Analysis of published genome-wide expression data of Bregs suggested an upregulation of components of the IL-2 receptor, CD25 and CD122 (5). CD25 and CD122 on human blood and splenic B cells as well murine splenic B cells were examined by flow cytometry and found to be co-expressed following stimulation of toll-like receptors (TLR) and CD40. Thus, B cells can be receptive to IL-2.

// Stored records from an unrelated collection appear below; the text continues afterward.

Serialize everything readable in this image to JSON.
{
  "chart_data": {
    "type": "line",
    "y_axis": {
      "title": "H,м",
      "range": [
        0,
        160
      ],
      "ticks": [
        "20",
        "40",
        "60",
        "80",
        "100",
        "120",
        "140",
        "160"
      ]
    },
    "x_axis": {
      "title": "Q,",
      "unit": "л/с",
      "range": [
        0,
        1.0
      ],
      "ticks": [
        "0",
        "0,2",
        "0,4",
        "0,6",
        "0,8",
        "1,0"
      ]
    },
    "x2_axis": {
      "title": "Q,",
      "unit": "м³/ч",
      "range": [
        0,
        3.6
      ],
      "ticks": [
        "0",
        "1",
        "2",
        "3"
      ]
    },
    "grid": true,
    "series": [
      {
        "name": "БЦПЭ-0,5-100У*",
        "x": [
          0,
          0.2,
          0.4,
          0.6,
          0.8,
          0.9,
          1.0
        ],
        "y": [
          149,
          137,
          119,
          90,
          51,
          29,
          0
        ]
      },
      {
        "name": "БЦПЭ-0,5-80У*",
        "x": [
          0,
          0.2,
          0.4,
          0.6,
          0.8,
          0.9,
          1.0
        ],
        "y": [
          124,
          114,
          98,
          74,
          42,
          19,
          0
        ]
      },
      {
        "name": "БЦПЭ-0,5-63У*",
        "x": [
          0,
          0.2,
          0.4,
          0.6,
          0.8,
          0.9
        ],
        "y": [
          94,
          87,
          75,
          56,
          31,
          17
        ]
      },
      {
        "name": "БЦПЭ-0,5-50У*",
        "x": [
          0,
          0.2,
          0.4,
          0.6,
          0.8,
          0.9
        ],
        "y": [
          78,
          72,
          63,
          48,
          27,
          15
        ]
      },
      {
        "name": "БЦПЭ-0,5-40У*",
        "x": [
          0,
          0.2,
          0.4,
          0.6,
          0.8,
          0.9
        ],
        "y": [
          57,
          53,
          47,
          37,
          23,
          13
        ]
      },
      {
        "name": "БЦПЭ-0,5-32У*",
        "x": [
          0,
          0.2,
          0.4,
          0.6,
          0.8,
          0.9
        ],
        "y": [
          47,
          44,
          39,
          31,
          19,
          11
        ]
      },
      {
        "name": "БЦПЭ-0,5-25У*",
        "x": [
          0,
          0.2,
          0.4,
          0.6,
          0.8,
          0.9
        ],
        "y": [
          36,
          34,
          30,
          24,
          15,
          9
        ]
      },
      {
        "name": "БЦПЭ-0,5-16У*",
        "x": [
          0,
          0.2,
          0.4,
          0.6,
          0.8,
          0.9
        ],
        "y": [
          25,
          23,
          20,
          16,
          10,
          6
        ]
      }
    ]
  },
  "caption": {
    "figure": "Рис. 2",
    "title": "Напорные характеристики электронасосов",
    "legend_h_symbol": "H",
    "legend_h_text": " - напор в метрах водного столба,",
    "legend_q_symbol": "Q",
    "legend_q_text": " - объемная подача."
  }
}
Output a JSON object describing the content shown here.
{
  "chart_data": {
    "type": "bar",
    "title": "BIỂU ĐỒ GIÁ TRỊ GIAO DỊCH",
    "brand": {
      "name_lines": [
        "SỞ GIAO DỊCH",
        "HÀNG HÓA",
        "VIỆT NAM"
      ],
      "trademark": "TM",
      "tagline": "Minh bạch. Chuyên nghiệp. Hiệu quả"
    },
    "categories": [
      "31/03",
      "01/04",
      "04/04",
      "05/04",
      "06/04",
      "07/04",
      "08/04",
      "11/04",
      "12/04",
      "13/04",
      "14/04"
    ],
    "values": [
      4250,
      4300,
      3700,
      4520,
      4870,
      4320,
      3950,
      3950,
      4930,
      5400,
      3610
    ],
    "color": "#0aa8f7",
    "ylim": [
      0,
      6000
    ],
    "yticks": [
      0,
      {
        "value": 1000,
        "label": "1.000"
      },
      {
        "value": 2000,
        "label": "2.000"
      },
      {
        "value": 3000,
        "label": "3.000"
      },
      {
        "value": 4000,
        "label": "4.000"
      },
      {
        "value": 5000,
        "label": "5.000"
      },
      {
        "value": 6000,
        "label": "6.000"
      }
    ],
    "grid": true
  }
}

To understand the effects of IL-2 on B cells, negatively isolated human and murine splenic B cells were stimulated with combinations of TLR and CD40 ligands along with IL-2. IL-10 production was drastically augmented with IL-2 in a dose dependent manner. Moreover, pro-inflammatory cytokines such as IL-6 and tumour necrosis factor alpha (TNF-α) were unchanged resulting in a skewing of B cells towards anti-inflammation. Co-culture of IL-2-treated B cells with stimulated CD4 cells produced a reduction in T cell production of TNF-α. Using small molecule inhibitors and ‘phosphospecific’ antibodies directed at molecule downstream of the IL-2 receptor suggest a predominantly PI3K-mediated phenomenon.
To assess the in vivo relevance, BALB/c splenocytes were transferred into BL/6 mice with or without IL-2. Mice receiving IL-2 had greater proportion transitional CD21/23high or CD9high B cells, both of which are populations known to be heavily enriched in Bregs.
Finally, on-going initial analysis of peripheral blood B cells from human subjects with autoimmune diseases who received low-dose IL-2 (Proleukin) suggest increase in CD9-expressing- and IL-10-producing B cells.
1. Menon. Immunity 15 (2016).
2. Shen. Nature 507 (2012).
3. Yoshizaki. Nature 491 (2012).
4. Khan. Nature Communications (2015).
5. van de Veen. J Allergy Clin Immunol 131 (2013).